Children under the age of 5 are more likely to be diagnosed with shigella but it can occur at any age. Typically, a mild case clears up by itself within a week. Doctors usually prescribe antibiotics when treatment is required.
Symptoms ofShigella Infection
Shigella infection signs and symptoms normally begin a day or two after shigella contact but can take up to one week to develop. Signs and symptoms may include:
- Diarrhea (mostly containing blood or mucus)
- Abdominal pain or cramps
While some people have no symptoms following Shigella infection, their faeces can still be infectious for up to a few weeks.
When to see a doctor
If you or your child has bloody diarrhoea or diarrhoea that is serious enough to cause weight loss and dehydration contact your doctor or seek urgent treatment. Remember, if you or your child has diarrhoea and a fever of 101 F (38 C) or higher, call your doctor.
Infection happens when bacteria from shigella are mistakenly swallowed. It may happen if you:
Touch your mouth: If you do not wash your hands well after changing a child’s diaper that has a shigella infection, you may become infected. The most common method of transmitting the disease is direct person-to-person communication.
Eat contaminated Food: Infected people handling food may pass the bacteria on to people who consume the food. Food can also become contaminated if it grows in a field that contains sewage.
Swallow Contaminated Water: Water can become infected by sewage or by someone with Shigella infection swimming on it.
Age: Infant under the age of 5 are more likely to be diagnosed with shigella but it can occur at any age.
Living arrangements and activities: Close contact with others allows the bacteria to spread from person to person. Outbreaks of Shigella are more in childcare centres, community wading pools, nursing homes, hospitals and military barracks.
Time spent in areas that lack sanitation: People living or travelling in developing countries are more likely to acquire shigella infection.
Men who have sex with men: Men who have sex with men are at greater risk due to oral-anal direct or indirect contact.
Shigella Infection typically clears up without complications, but it may take weeks or months for the bowel habits to normal.
Complications can include:
Dehydration: Constant diarrhoea can lead to dehydration. Symptoms include lightheadedness, dizziness, child lack of tears, sunken eyes, and dry diapers. High dehydration can cause shock and death.
Seizures: Any kids who have a shigella infection experience high fevers and seizures. This is not clear the convulsions are the result of fever or the shigella infection itself. If your child has a seizure, immediately contact your doctor
Rectal Prolapse: In this condition discomfort during bowel movements may cause the mucous membrane or rectum lining to pass through the anus.
Hemolytic Uremic Syndrome: An unusual and complex condition of shigella, caused more often by the bacteria E. coli, can result in red blood cell counts (hemolytic anaemia), low platelet counts (thrombocytopenia), and acute kidney failure.

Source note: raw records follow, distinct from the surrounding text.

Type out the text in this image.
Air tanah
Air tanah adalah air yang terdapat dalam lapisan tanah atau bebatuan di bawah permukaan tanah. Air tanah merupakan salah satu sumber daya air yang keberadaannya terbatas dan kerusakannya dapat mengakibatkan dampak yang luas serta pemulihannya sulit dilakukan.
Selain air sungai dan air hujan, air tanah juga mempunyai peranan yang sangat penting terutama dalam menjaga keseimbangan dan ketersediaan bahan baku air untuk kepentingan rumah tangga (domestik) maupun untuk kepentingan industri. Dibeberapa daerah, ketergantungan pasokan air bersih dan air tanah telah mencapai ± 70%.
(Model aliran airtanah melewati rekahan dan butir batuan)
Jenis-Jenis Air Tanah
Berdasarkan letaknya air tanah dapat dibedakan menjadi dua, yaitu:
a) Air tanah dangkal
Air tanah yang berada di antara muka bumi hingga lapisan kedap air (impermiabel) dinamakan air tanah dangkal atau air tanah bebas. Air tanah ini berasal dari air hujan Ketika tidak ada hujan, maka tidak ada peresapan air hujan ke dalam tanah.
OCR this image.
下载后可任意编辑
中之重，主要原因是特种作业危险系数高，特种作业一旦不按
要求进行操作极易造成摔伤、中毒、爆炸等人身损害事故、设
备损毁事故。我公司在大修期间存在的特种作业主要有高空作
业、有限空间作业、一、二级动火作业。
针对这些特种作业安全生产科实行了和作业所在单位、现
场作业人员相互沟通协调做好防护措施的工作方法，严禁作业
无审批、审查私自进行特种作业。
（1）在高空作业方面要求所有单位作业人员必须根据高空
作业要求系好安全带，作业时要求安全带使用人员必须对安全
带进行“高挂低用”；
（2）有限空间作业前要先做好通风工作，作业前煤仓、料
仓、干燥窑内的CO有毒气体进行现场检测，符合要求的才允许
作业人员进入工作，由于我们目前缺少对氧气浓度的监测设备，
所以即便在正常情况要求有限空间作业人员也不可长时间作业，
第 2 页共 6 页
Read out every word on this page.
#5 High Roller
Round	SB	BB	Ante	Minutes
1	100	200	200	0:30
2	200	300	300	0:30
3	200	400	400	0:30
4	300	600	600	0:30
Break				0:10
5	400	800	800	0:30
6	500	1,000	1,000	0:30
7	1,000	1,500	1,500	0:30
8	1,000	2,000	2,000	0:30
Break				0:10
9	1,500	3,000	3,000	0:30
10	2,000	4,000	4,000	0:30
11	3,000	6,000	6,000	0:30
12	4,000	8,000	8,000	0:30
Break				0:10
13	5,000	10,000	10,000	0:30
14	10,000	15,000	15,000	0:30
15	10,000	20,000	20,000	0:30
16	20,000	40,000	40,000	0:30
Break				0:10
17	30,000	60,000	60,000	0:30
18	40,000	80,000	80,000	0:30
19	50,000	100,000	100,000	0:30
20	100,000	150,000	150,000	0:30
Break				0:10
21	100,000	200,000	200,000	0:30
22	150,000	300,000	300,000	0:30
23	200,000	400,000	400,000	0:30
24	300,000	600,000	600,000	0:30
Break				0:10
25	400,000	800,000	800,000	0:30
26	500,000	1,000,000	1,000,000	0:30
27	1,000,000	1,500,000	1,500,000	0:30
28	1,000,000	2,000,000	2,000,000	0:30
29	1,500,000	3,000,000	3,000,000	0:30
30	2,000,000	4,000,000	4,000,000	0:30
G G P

Toxic Megacolon: This unusual condition happens when the colon is paralyzed, preventing movement of the intestine or stop passing gas. Symptoms and symptoms include abdominal pain, swelling, fever and fatigue. If you don’t get toxic megacolon treatment, your colon can break open (rupture), cause peritonitis, and a life-threatening infection that needs emergency surgery.
Reactive Arthritis: Reactive arthritis develops in response to an infection. Signs and symptoms include joint pain and inflammation, usually in the ankles, knees, feet and hips; redness, itching and discharge in one or both eyes (conjunctivitis); and painful urination (urethritis).
Although researchers continue their work to develop a Shigella vaccine, nothing is available yet. To prevent the spread of shigella:
- Wash hands frequently and thoroughly
- Watch young children when they wash their hands
- Dispose of soiled diapers properly
- Disinfect diaper-changing areas after use
- Don’t prepare food for others if you have diarrhoea
- Children who have diarrhoea keep away them from childcare, playing groups or school
- Avoid drinking water of ponds, lakes or untreated pools
- Avoid sexual activity with anyone who has diarrhoea or who has recently recovered from diarrhoea.